Summary by Gary Leaf, Chief Information Officer (CIO), King County Housing Authority
Year two of our CIO Convening saw 30 attendees representing 26 Housing Authorities in attendance. Not surprisingly, much of our discussions focused on security, both cyber and physical in nature.
Our day one keynote came from Serena Reynolds of the Department of Homeland Security, Cybersecurity and infrastructure Security Agency (CISA). Ms. Reynolds outlined the myriad of free services offered by her organization. These include free technical assistance, incident response teams for state and local governments, and intrusion detection services. She warned that one of the biggest threat vectors on the horizon comes from the growing number of “Smart” devices aka, Internet of Things (IoT).
Thomas Amershek, Sr. Manager of Emerging Technologies at Verizon Business Group, shared a deep dive into 5G. He dispelled some of the marketing hype surrounding delivery dates for this technology. The bottom line is that until a killer app comes along, we don’t need to make plans to invest in all new equipment for a few years. He did say that some PHAs may wish to entertain leasing roof space to 5G carriers as this new technology requires a denser antenna pattern than 4G.
Andrea Galloway, Director of Technology Management & Innovation at the Housing Authority of the City of Austin, facilitated a panel discussion on Connect Home. Panelists included Jason Colón, IT Manager at the Akron Metropolitan Housing Authority and Bobby Coulter, Sr. Manager of ITS at the Fresno Housing Authority. Connect Home is a program aimed at providing Internet connectivity to residents. It can be a complex and expensive undertaking depending on how it is rolled out. It was described as a three-legged stool: Internet, devices, and technical training – none of which come with funding. However, agencies are leveraging community and educational partnerships to support this effort.
Terri Jones, Enterprise Advisor at Hyland Software Inc., shared her perspectives on what it takes for an organization to go digital. Ms. Jones warned us not to just create a digital file cabinet. Rather, she suggested we take the opportunity to review our forms and business processes to remove waste before implementing any technology. Benefits including cost savings, improved compliance, and reduced risk help create what Terri describes as her “Paperless Nirvana” where information is at the ready, available in the field, encrypted and secure and promotes automation and aids the audit process.

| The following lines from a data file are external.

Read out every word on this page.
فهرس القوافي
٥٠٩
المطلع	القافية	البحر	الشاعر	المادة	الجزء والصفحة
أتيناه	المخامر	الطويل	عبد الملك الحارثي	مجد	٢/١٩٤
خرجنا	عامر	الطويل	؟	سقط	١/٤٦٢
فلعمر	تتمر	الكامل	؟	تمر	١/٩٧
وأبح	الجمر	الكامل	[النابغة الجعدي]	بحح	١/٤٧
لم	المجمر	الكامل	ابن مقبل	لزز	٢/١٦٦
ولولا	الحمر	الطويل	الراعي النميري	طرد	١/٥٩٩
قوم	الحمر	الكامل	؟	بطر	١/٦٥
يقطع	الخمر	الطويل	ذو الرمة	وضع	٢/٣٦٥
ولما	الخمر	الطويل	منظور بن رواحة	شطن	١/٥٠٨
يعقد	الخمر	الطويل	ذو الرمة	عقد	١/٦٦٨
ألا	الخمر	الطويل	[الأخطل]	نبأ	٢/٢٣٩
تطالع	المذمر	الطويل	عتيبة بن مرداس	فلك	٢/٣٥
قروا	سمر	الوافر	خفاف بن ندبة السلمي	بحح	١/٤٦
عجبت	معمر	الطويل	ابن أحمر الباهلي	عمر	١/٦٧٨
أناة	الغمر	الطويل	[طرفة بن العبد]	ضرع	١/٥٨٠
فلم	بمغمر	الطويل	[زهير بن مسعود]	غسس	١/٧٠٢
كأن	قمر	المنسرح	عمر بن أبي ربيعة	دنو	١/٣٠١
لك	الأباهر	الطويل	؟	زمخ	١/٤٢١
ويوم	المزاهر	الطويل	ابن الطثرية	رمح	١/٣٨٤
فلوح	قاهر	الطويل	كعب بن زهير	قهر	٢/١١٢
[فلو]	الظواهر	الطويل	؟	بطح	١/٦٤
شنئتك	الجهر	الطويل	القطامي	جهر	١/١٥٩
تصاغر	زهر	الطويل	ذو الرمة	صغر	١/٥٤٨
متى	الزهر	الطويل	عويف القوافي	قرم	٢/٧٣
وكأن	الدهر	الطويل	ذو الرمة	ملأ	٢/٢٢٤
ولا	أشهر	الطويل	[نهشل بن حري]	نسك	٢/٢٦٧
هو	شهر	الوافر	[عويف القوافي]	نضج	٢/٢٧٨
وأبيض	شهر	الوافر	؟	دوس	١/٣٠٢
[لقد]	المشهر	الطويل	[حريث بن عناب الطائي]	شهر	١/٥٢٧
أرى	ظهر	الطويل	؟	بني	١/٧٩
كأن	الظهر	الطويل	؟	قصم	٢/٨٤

Jay Leslie, Director of Information Technology at the Cambridge Housing Authority, shared his thoughts on network security best practices. Mr. Leslie warned that 94% of all malware comes from email. This sparked a lively story of intrusions at many attending PHAs and advice that multifactor authentication is a valuable line of defense when network credentials are phished. Mr. Leslie advised against providing too much information in “Out of Office” messages as the bad guys monitor this kind of information.

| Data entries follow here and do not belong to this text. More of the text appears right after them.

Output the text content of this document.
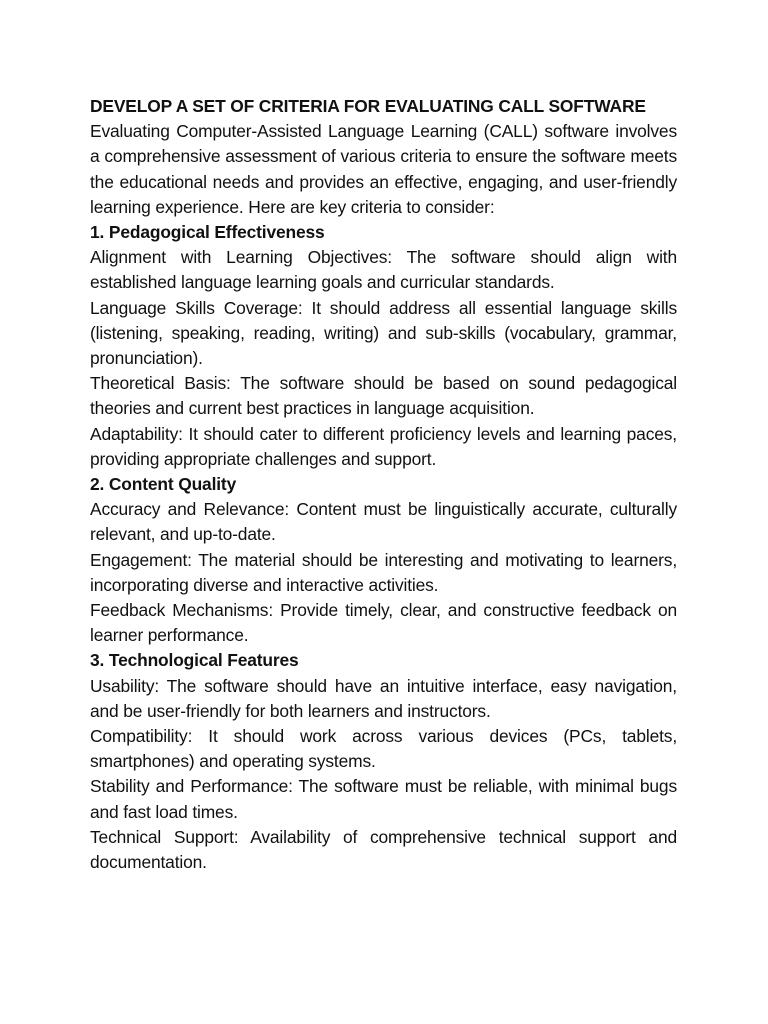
DEVELOP A SET OF CRITERIA FOR EVALUATING CALL SOFTWARE

Evaluating Computer-Assisted Language Learning (CALL) software involves a comprehensive assessment of various criteria to ensure the software meets the educational needs and provides an effective, engaging, and user-friendly learning experience. Here are key criteria to consider:

1. Pedagogical Effectiveness

Alignment with Learning Objectives: The software should align with established language learning goals and curricular standards.

Language Skills Coverage: It should address all essential language skills (listening, speaking, reading, writing) and sub-skills (vocabulary, grammar, pronunciation).

Theoretical Basis: The software should be based on sound pedagogical theories and current best practices in language acquisition.

Adaptability: It should cater to different proficiency levels and learning paces, providing appropriate challenges and support.

2. Content Quality

Accuracy and Relevance: Content must be linguistically accurate, culturally relevant, and up-to-date.

Engagement: The material should be interesting and motivating to learners, incorporating diverse and interactive activities.

Feedback Mechanisms: Provide timely, clear, and constructive feedback on learner performance.

3. Technological Features

Usability: The software should have an intuitive interface, easy navigation, and be user-friendly for both learners and instructors.

Compatibility: It should work across various devices (PCs, tablets, smartphones) and operating systems.

Stability and Performance: The software must be reliable, with minimal bugs and fast load times.

Technical Support: Availability of comprehensive technical support and documentation.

Our day two keynote came from Jeremy Greenland, Special Agent, National Security Cyber from the Washington Field Office of the Federal Bureau of Investigation. SA Greenland updated the group on the current threat vectors and gave his “personal” views on several cyber-related issues. He noted that Business Email Compromise (BEC) schemes that use various scenarios to extract money from their victims offshore those funds primarily to China and Hong Kong.
Luis Yataco, Director of Information Technology at the Housing Authority of the City of Los Angeles, facilitated a panel discussion on building access and security camera systems. Panelists were Steve McDowell, CIO at Seattle Housing Authority, and Richard Congo, Director/CIO, of the Information Technology Department at the District of Columbia Housing Authority. Mr. Congo brought in one of his staff, Dwight Francis, Special Projects Manager, to explain their security camera implementation. They call security cameras life safety systems to make them seem less threatening. Mr. Francis provided many best practices and insights from camera selection and placement to video history retention advice and chain of custody guidelines. Mr. McDowell described the fully integrated building access and security camera system in use at his PHA.
Mr. Congo shared his thoughts on backups and disaster recovery. He advised to think of backups as insurance and that cloud storage doesn’t necessarily mean cloud backups, and he iterated the importance of periodic file restoration and validation of critical data.
Finally, Eunice Barthelemy, IT Project Manager of the Information Technology Department at te District of Columbia Housing Authority, shared details about a new software subscription service from Verbosity. Ms. Barthelemy described how DCHA plans to engage with their residents, manage small project schedules, provide emergency communications to staff and residents, and integrate with mapping and geocodes – all via smartphones. There were lots of questions and a promise for a review of this tool at next year’s gathering.